Pressemitteilung upm

Der aufrechte Gang

Volkswagen-Stiftung unterstützt "Opus magnum" des Philosophen Prof. Dr. Kurt Bayertz

Münster (upm), 30. Januar 2008

Er geht und geht und geht. Selbstverständlich laufen die Menschen durchs Leben. Nur die nachdenklichen unter ihnen versuchen zu ergründen, was es bedeutet, dass der Mensch als eines der ganz wenigen Lebewesen fähig ist, sich nur auf seinen zwei Beinen fortzubewegen. Einer von ihnen ist der Philosoph Prof. Dr. Kurt Bayertz vom Philosophischen Seminar der Universität Münser. Sein "Opus magnum" zum Thema "Glanz und Elend des aufrechten Ganges" wurde von der Volkswagen-Stiftung für anderthalb Jahre mit 150.000 Euro gefördert.  

Für sein "großes Werk" hat Bayertz zehn Jahre lang systematisch Material gesammelt. Die Überlegungen zum Wesen des Menschen beleuchten zweieinhalb Jahrtausende Geistesgeschichte. "Die Philosophie, aber auch die Theologie und die Naturwissenschaften haben sich seit der Antike immer mit dem aufrechten Gang des Menschen beschäftigt", so Bayertz. In der antiken Philosophie galt der aufrechte Gang als ein Zeichen der besonderen Stellung des Menschen in der Welt. Der Mensch habe am Göttlichen teil, sei diesem verwandt und gehe daher aufrecht. "Das war natürlich ein Zirkelschluss", gibt Bayertz zu. "Woher sollten wir denn wissen, dass die Götter aufrecht gehen?" Sein Ehrgeiz ist es, aus zweieinhalb Jahrtausenden Menschheitsgeschichte die wichtigsten Motive und Deutungen des aufrechten Ganges herauszuarbeiten. "Daraus lässt sich eine Geschichte des anthropologischen Denkens im Allgemeinen erarbeiten", meint Bayertz.  

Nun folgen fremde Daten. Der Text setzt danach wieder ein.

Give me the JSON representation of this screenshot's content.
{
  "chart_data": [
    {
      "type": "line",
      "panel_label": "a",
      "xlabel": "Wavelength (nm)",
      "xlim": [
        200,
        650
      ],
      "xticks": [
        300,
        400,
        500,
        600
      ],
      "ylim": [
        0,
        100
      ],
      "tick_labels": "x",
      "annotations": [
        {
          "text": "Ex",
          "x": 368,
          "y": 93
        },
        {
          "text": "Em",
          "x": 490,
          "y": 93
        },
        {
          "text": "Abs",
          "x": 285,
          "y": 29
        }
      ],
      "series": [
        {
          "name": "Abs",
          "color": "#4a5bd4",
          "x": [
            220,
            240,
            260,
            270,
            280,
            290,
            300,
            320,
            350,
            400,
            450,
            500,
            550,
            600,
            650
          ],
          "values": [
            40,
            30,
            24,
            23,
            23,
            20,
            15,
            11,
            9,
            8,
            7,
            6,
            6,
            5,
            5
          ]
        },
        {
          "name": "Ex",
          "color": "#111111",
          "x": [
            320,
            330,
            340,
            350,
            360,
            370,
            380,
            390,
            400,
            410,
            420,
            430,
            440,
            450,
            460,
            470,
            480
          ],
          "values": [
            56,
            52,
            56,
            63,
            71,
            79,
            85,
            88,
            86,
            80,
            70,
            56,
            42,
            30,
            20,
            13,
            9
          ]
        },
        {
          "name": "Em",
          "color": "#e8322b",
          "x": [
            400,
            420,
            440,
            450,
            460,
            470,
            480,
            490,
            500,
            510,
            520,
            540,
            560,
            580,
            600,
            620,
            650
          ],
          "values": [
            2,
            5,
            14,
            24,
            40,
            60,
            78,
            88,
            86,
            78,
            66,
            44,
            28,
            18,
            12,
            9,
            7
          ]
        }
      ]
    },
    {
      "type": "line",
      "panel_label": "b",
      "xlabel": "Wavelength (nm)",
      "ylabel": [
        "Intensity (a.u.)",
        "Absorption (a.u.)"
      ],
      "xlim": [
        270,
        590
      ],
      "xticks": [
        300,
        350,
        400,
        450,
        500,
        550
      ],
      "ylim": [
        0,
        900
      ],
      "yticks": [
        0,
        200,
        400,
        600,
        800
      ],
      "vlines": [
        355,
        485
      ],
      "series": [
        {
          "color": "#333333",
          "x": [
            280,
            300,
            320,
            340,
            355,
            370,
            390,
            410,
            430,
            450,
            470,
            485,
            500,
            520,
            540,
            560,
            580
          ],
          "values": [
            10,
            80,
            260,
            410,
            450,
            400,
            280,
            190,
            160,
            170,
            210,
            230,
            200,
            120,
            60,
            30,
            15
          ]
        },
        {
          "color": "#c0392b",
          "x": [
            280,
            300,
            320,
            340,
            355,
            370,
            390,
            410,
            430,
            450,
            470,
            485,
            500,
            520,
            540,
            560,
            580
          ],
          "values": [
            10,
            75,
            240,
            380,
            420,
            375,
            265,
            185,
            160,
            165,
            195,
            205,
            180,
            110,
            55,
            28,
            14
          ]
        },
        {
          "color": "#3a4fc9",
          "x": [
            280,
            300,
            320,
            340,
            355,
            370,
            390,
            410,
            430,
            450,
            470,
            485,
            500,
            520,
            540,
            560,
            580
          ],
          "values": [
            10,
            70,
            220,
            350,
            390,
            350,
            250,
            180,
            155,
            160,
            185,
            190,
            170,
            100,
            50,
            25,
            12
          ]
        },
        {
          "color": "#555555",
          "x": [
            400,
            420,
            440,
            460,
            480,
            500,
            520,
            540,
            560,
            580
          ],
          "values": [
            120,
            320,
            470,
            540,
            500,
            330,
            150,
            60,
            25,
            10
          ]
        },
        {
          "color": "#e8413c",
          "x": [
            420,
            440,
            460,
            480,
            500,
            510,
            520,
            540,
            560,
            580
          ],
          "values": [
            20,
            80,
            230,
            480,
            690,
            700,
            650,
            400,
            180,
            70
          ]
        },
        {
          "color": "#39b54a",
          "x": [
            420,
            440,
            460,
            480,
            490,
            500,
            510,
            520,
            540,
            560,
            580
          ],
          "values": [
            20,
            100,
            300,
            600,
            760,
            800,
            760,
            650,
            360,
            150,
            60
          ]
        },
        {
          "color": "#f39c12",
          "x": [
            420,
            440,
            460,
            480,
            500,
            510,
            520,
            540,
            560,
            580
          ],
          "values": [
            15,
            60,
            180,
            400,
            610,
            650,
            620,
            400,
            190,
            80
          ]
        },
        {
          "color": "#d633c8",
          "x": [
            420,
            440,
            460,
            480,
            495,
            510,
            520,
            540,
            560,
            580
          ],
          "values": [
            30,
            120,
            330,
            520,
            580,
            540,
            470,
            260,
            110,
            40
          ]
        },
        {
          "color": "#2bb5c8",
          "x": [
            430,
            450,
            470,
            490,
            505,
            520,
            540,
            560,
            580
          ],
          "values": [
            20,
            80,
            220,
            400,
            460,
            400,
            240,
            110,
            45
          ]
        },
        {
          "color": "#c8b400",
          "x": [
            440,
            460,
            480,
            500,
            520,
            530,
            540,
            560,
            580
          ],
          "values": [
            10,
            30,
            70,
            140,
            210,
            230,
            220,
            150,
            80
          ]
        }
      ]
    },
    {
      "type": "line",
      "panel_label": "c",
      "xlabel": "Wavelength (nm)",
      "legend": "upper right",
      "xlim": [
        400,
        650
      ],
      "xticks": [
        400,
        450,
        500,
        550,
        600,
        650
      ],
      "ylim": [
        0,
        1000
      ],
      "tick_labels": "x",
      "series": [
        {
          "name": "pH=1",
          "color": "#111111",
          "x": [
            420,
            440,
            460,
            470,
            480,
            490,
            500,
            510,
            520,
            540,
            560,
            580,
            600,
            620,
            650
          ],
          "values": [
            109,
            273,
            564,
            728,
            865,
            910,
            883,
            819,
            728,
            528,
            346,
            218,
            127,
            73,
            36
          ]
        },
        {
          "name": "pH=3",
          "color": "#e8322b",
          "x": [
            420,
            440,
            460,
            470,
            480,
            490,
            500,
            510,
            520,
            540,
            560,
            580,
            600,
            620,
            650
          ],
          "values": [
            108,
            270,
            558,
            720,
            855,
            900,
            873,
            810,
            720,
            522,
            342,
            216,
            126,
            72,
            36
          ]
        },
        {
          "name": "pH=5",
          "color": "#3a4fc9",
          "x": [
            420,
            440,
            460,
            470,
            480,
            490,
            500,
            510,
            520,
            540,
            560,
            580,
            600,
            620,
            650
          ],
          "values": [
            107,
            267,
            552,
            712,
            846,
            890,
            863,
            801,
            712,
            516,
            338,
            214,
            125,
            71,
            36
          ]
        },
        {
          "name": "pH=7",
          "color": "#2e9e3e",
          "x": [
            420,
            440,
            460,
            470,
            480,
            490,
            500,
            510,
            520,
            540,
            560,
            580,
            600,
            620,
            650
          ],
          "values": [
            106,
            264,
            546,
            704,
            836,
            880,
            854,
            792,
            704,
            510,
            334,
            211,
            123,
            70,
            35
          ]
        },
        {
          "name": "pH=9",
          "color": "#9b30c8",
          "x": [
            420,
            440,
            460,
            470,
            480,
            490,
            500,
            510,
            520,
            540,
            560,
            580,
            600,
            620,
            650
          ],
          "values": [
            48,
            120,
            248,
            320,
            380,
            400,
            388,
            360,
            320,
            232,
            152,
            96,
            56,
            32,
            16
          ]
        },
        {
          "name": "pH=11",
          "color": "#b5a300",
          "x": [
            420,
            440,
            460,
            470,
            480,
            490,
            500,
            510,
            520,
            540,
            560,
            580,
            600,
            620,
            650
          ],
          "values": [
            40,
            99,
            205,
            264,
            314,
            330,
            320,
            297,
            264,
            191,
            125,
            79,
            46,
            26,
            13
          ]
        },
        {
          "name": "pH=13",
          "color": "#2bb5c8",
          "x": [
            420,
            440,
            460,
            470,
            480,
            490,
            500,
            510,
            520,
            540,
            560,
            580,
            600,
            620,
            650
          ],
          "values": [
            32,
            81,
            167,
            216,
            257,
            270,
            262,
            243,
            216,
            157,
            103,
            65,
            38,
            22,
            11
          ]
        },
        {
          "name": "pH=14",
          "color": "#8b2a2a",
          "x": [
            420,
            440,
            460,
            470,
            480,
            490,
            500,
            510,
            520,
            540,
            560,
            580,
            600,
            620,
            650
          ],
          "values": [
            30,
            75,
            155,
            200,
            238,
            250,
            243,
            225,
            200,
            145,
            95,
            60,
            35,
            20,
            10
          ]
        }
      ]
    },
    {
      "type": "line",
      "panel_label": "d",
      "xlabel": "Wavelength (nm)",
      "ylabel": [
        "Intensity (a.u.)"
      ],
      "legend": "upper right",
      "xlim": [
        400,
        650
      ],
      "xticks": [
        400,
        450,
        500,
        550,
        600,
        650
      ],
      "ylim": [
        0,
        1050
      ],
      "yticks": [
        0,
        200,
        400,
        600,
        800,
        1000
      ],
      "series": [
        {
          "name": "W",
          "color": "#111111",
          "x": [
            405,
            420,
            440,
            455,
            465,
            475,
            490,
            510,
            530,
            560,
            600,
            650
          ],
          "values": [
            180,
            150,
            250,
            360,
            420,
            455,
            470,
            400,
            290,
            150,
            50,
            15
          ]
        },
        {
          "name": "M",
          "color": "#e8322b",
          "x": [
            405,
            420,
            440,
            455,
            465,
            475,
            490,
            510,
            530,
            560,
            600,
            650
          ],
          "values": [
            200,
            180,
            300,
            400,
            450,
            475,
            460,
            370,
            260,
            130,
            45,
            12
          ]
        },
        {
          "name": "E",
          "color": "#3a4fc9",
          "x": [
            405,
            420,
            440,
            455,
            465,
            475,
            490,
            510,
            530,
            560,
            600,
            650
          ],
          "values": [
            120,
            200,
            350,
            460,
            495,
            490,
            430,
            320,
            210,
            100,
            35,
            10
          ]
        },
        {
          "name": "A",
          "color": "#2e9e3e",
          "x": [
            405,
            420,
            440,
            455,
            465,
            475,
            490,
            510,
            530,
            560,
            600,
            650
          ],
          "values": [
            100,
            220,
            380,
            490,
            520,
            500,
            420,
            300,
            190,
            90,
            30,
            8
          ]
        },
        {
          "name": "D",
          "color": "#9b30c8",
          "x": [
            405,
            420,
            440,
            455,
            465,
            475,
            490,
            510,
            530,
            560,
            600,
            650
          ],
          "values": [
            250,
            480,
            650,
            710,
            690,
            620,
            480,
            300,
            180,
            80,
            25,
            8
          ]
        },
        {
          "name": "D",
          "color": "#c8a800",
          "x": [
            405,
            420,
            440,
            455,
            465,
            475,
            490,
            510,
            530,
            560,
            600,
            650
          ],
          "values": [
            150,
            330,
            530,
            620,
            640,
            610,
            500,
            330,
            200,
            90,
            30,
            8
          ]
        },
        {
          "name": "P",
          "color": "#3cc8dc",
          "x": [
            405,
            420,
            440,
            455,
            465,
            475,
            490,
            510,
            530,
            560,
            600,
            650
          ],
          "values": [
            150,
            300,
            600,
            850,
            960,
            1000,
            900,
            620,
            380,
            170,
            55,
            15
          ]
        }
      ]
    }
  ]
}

In der Antike wurde der aufrechte Gang in Bezug zum Kosmos gesetzt, weil nur der Mensch in der Lage war, die Sterne zu sehen und zu "deuten". So wurde der Mensch zum Wesen, dass seinen Ursprung nicht auf der Erde, sondern im Kosmos hat. "In dieser Deutung liegt schon ein religiöses Element, denn nach antiker Auffassung sind die Sterne göttlich. Der Mensch, der Astronomie betreibt und den Himmel betrachtet, blickt auf zu den Göttern und hält eine Art Gottesdienst", so Bayertz. Doch eine dritte Art der Deutung bringt den Menschen wieder auf die Erde. Nur dadurch, dass er aufrecht gehen kann, hat er die Hände frei, kann die Welt verändern und wird so zum "Sonderwesen".  

Bayertz interessieren vor allem die Umbrüche im Denken. Da ist zum einen der Übergang von der Antike zum Christentum. Das theologische Denken tritt in den Vordergrund, die Gottesebenbildlichkeit wird wichtiger. "Doch das war ein zweischneidiges Schwert. Denn der aufrechte Gang stand zwar für die Ähnlichkeit des Menschen mit Gott, aber auch für Stolz und Erhabenheit - ein Dilemma, dem die damaligen Theologen dadurch zu entkommen suchten, indem sie betonten, dass der Mensch innerlich verkrümmt sei." Mit dem Beginn der Neuzeit bekam dann die naturwissenschaftliche Deutung, dass der Mensch nur durch den aufrechten Gang zu bestimmten Tätigkeiten befähigt sei, wieder mehr Gewicht. Die Sonderstellung des Menschen allein durch den aufrechten Gang ist heute umstritten, doch die symbolische Bedeutung hat sich bis heute erhalten: "Kopf hoch!", "Zeig Rückgrat!", "Kriech' nicht!" - wer nicht aufrecht geht, ist von niederer moralischer Gesinnung.  

Von hoher wissenschaftlicher Gesinnung ist für Bayertz die VW-Stiftung: "Das Programm ist genau das, was die Geisteswissenschaften brauchen. Uns fehlt es nicht unbedingt an Geld, denn wir sind billig. Was wir brauchen, ist Zeit, denn Lesen und Denken kann man nicht anderen übertragen, das muss man selbst erledigen." Und genau dafür ist das Geld der VW-Stiftung gedacht. Ein Professor kann sich ganz seinem Forschungsgebiet widmen, während seine Vertretung von der VW-Stiftung finanziert wird. Dadurch wird zugleich der Nachwuchs gefördert, da die Vertretung durch einen Wissenschaftler erfolgen muss, der noch keine feste Stelle hat.